Originally positioned as the silver to Bitcoin’s gold, Litecoin has—until recently—largely remained out of the spotlight, yet has kept its position in the top five cryptocurrencies by market cap. Its biggest controversy was when Litecoin founder Charlie Lee sold his coins at its peak price, claiming conflict of interest issues. The community was unforgiving.
There are slim pickings for news and updates on Litecoin, but one of the main things we can expect is a push towards private transactions—where transaction information is hidden from public view. While cryptocurrencies like Monero exist solely for this purpose, Litecoin wants to introduce private transactions as an optional feature. Lee has also said it is exploring Mimblewimble technology—which we’ll come to.
In a new bid to boost awareness, the Litecoin Foundation has been splurging on marketing efforts. Recently it signed into a partnership with the UFC, and the Litecoin logo was stamped onto the canvas for recent mixed martial arts events. New UFC fighter Ben Askren has also taken to showing how much of a fan he is of the cryptocurrency on social media. Expect this kind of promotion to continue.
Which upcoming cryptocurrencies might take off?
Decentraland is a blockchain-based VR game where a decentralized virtual world is created that anyone can partake in. It’s come to attention because some of the land grabs have reached otherworldly sums. The largest amount paid for a single block of land was 2,000,000 MANA ($112,000). Speculative sales have pushed Decentraland up to rank 82 by market cap, despite the fact that its VR world hasn’t even launched yet.
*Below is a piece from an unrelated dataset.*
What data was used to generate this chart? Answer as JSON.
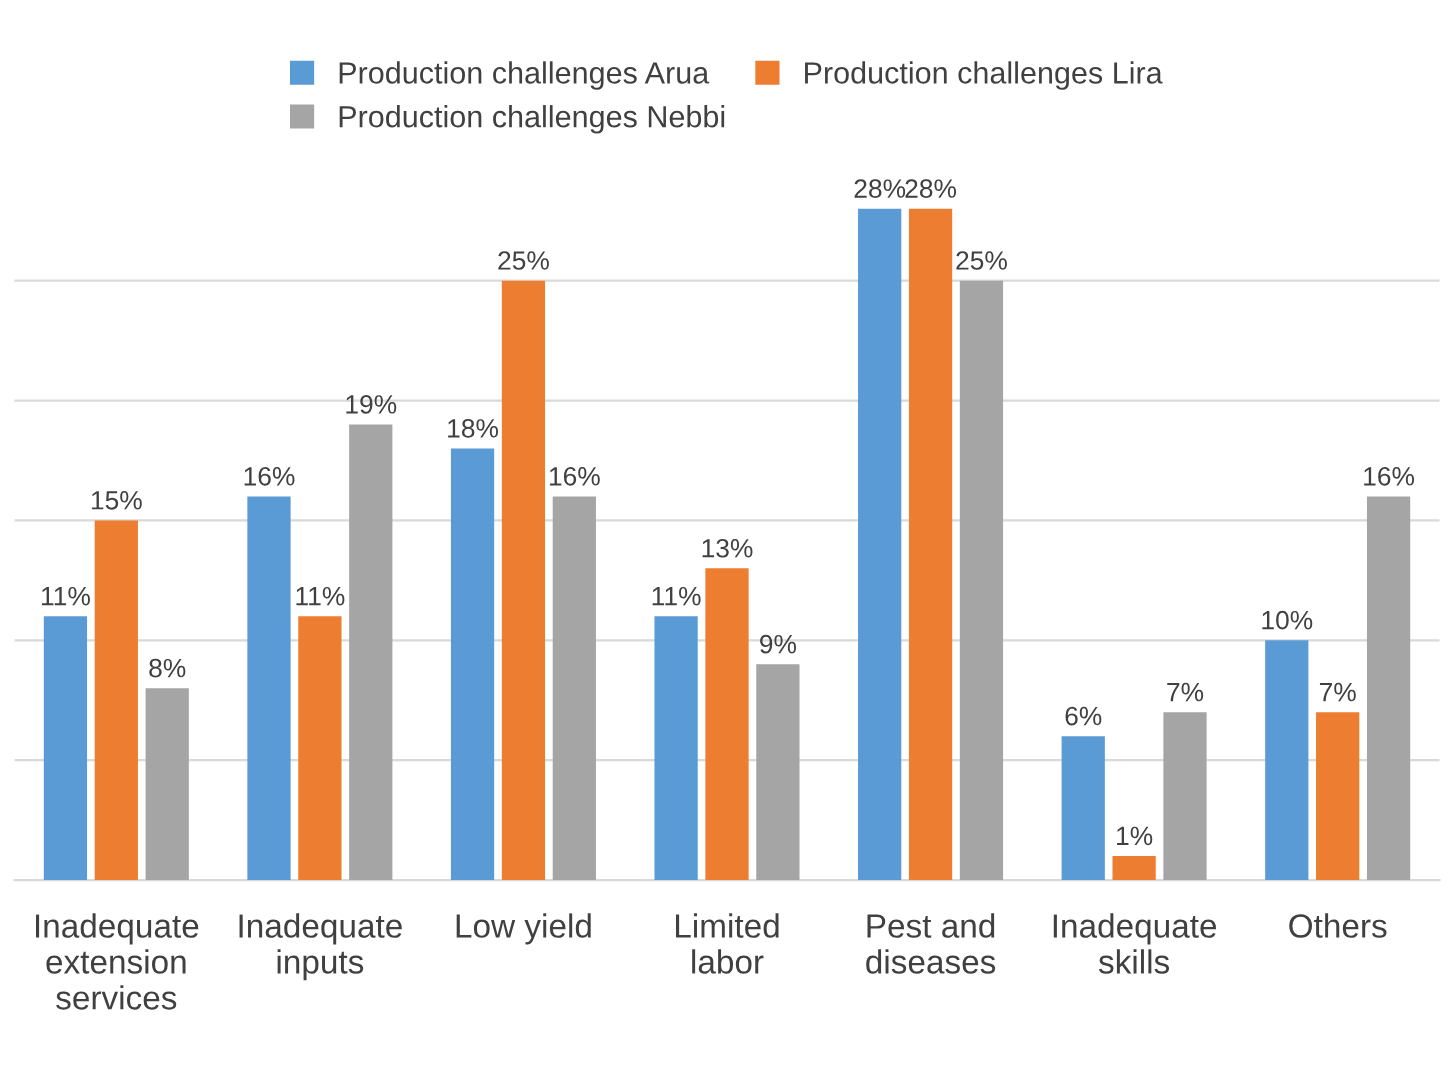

This is about to change. Decentraland’s 3D world builder was released on March 18, targeting less experienced developers, who can start building on their virtual plot of land. A beta version of the VR world is expected for Q2, 2019, and from then on its up to the imaginations of Decentraland owners. This is project that’s interesting to watch from the outside as well as explore from within.
Polymath is one of the major security token issuance platforms and has its own token to match. While security tokens haven’t exploded like ICOs did, they might just be building up more slowly. If the security token hype does catch on, then the Polymath platform is in a good position to support any new security token offerings. Its progress will largely depend on that of the security token industry as a whole, but it will be interesting to see if it can match the major blockchain platforms out there that serve all kinds of cryptos.
Bitcoin maximalists are hard to sway. But the only coin apart from Litecoin and Monero to gain their approval has been Grin. It’s a new cryptocurrency focused on privacy and scalability and it solves the privacy problem in a novel way, using “mimblewimble” technology. Essentially, this makes its blockchain inherently more private, rather than having privacy built in on top. A good explainer can be found here.
So far, Grin is in its infancy and it’s a community-led project so has no major company behind it. This means it has plenty of experimentation ahead of it. One of the key factors to watch will be how it manages its consensus algorithm. This decides whether large mining farms can mine it or not. But it looks like mining farms will be able to mine it, despite Grin’s original optimism that it could avoid them.
In the longer term, it will also be interesting to see whether other cryptocurrencies adopt the technology that Grin is using. If it’s successful, its designs could get ported across into major cryptocurrencies, and Litecoin is already considering using them.
The next ten years will either see cryptocurrencies fading from view—if nobody starts using them—or they will become widely accepted as currencies native to the internet. While skeptics like Nouriel Roubini and Decrypt’s resident skeptic, David Gerard might argue that crypto is a path to nowhere, it looks like the crypto industry is too far ahead to hear them.